Initial_replication_date

Hi community,

I’m seeking some technical insights regarding the initial_replication_date of our data records. I’ve been analyzing this field for our data records in the associated info doc since 2023, and I’ve observed that:

  • Prior to CHT version 4: We had approximately 4% of our data_record documents missing the initial_replication_date .
  • CHT version 4 onwards: The occurrence of missing initial_replication_date has significantly decreased. This April, we’re seeing around 0.01%, and it was even lower in February.

I’m trying to understand the root cause of why some info docs lack this initial_replication_date . My current hypothesis is that when CouchDB has a large number of documents to process simultaneously, Sentinel might not be able to keep up with all the _changes events, resulting in some info docs not being properly tagged with their initial replication date.

Has anyone else encountered this issue or have an explanation?

1 Like

Hi @bamatic

This is hard question to answer without knowing more particularities about the docs that are missing the initial_replication_date.

  1. what does it mean that they are missing this date? what value do you see for this field?
  2. what kind of docs present like this? do they have associated SMS / outbound workflows?

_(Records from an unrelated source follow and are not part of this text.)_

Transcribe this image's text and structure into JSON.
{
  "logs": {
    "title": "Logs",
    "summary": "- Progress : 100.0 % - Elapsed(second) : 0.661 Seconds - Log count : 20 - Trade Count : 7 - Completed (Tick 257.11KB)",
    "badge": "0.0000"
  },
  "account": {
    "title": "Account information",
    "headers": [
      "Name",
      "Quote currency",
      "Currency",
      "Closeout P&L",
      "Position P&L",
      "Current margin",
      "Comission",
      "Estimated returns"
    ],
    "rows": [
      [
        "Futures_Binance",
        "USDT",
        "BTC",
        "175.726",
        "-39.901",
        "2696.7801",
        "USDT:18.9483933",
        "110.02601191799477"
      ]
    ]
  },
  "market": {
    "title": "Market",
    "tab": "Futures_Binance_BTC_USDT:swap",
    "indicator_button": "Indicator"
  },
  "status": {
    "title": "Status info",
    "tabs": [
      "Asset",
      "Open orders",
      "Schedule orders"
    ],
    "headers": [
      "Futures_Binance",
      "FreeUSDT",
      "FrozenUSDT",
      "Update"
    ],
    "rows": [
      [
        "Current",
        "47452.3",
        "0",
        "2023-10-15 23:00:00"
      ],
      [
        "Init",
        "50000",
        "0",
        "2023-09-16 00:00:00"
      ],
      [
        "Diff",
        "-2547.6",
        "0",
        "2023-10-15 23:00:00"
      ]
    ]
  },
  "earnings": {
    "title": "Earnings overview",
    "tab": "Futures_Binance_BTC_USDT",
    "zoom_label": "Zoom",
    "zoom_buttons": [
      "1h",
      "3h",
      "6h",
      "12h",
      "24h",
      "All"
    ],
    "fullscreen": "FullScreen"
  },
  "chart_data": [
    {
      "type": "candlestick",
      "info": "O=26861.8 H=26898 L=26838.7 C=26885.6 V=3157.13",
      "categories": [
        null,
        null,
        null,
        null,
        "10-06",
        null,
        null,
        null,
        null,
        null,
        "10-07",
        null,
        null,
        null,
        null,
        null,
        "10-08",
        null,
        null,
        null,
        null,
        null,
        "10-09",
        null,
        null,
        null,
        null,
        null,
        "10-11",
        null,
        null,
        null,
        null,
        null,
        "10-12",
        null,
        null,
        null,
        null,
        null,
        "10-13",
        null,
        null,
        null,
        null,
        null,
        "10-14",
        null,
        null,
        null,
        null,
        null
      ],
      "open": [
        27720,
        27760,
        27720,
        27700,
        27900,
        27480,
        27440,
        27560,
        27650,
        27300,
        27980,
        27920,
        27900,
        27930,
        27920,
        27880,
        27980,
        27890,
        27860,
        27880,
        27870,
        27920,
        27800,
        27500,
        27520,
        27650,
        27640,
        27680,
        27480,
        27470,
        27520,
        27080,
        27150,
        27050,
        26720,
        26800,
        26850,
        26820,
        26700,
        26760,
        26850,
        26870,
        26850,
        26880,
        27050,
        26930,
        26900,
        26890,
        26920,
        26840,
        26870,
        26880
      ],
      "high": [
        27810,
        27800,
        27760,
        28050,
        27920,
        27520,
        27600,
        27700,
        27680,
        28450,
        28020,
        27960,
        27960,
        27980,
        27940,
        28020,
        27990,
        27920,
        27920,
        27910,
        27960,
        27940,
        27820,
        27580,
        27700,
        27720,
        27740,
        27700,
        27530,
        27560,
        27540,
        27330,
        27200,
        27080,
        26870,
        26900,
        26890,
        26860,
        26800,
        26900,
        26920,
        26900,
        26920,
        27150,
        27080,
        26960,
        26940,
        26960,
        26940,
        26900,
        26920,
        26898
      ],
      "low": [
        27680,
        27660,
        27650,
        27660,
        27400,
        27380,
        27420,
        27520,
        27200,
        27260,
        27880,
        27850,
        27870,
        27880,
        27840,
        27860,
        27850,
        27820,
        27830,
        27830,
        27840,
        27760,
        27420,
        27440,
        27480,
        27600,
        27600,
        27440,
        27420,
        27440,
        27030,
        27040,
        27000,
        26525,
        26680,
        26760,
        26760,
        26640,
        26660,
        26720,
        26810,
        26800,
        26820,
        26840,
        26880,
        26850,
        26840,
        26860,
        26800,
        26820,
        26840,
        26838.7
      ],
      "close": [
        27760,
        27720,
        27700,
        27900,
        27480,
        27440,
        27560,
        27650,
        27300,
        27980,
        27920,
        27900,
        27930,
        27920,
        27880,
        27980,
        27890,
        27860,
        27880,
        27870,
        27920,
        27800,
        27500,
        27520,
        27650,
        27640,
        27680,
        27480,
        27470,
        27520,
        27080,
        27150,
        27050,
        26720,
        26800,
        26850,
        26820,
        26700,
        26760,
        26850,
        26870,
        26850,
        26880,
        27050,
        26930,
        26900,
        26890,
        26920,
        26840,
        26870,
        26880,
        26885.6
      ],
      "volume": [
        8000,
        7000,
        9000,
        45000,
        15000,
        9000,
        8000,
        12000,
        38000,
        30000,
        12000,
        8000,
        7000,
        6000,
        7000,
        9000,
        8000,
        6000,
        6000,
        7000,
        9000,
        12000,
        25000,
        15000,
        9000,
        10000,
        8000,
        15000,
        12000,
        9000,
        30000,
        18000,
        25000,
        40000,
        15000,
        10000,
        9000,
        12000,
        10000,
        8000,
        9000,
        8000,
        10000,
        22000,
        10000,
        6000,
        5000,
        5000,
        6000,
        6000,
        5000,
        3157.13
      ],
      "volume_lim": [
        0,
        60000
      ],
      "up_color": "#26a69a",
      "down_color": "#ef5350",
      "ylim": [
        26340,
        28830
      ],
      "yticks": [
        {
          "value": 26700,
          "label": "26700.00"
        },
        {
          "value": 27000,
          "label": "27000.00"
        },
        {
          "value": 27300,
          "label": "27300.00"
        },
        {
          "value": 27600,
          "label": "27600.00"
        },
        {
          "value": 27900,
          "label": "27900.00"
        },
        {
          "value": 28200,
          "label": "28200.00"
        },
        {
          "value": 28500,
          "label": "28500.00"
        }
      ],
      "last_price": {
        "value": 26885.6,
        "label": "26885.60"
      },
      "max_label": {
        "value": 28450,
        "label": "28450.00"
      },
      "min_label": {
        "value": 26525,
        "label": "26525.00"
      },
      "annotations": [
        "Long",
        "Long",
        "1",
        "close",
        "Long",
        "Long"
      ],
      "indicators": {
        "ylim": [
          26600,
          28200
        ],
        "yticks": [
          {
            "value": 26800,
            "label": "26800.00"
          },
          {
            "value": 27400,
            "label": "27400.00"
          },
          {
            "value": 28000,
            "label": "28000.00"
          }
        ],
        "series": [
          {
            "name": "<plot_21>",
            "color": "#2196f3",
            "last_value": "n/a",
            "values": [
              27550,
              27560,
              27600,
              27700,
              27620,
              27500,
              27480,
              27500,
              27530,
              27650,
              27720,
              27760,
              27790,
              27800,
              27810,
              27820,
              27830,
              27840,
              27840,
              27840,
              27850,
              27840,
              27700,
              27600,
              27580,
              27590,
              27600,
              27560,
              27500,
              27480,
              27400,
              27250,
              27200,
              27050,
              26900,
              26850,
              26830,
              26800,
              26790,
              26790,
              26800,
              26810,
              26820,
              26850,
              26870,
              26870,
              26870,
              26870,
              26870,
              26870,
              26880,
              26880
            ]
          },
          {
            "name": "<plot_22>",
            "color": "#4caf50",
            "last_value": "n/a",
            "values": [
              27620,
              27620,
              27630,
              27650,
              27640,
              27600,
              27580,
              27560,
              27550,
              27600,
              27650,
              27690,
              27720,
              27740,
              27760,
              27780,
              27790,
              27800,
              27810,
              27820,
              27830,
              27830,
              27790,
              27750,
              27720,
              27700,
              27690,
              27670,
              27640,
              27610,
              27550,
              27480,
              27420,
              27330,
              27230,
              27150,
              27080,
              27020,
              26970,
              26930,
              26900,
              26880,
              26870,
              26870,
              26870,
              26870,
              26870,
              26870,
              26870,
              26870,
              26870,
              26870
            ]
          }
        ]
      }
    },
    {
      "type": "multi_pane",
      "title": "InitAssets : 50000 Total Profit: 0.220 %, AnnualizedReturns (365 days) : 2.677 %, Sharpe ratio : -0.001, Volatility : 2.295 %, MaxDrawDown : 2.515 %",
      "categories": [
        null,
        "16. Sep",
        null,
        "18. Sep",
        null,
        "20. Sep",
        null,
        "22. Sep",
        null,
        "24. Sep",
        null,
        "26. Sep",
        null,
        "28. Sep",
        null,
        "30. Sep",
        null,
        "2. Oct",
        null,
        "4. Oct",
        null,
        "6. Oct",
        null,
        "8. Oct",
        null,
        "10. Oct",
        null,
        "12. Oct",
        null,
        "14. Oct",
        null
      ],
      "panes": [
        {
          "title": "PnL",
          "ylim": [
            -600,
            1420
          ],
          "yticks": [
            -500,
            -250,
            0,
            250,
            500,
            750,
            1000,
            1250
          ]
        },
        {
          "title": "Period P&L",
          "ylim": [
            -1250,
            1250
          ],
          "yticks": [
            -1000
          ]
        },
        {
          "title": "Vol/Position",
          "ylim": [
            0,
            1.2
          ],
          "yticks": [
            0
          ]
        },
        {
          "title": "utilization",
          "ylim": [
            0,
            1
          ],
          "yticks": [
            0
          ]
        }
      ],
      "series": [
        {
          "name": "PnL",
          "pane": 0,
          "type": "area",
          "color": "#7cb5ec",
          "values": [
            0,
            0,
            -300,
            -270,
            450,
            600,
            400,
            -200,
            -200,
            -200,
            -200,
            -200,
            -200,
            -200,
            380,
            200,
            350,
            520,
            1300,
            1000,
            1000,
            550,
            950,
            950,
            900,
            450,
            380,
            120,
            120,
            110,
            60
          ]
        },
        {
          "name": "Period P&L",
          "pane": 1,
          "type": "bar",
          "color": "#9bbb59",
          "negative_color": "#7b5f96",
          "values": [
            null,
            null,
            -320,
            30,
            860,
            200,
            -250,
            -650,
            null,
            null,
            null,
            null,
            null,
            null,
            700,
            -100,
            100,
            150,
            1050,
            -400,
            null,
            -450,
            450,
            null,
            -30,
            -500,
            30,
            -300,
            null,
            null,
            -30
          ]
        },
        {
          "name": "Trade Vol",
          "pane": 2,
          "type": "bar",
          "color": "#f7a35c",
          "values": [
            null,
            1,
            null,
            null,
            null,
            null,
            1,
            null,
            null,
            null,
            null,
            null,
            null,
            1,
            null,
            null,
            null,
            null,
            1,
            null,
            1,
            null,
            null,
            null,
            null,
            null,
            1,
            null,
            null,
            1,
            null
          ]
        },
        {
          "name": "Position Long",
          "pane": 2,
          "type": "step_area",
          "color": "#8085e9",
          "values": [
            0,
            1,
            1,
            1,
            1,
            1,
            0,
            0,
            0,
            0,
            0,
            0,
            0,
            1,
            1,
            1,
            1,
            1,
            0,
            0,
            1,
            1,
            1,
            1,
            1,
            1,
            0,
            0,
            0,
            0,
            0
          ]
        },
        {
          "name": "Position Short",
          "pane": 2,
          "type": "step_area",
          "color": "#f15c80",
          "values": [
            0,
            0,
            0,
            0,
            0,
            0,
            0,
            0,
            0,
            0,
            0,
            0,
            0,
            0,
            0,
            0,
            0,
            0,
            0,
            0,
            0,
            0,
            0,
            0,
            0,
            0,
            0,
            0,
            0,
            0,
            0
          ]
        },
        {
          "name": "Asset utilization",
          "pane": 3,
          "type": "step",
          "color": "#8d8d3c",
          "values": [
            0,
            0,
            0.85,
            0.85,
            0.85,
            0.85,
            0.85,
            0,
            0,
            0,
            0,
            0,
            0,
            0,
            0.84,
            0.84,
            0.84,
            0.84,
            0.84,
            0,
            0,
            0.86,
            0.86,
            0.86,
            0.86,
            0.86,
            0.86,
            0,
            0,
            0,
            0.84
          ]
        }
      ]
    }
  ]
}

Sentinel goes over every document, it doesn’t skip any of them, even if it gets overloaded. And sentinel is not the one adding the initial_replication_date, API adds it.
What it could mean is that there is a race condition where Sentinel processes a document so quickly (to save transitions or outbound tasks) that API adding the infodoc happens after.

Thank you for this context I’m focusing only on data records and associated info docs
I’ve been looking to the postgresql database, but looking to the JSON docs I find that the initial replication date has these values:

typing f0_
unknow 1 471 758
a timestamp string 32 475 940
a numeric epoch in milliseconds 28 823

The SQL I used resulted in some values being the literal string ‘unknown’ and integer values appearing as NULL. Consequently, I’ve mistakenly labeled these as ‘missed’

All of our data_records have a corresponding info doc;
could you explain please the possible scenarios or underlying logic that would lead to the production of the string value ‘unknown’ in our data?

The scenario for unknown is the one I explained before. Where Sentinel or outbound processes a doc before API wrote the infodoc with the initial_replication_date. It’s a race condition, or was.

2 Likes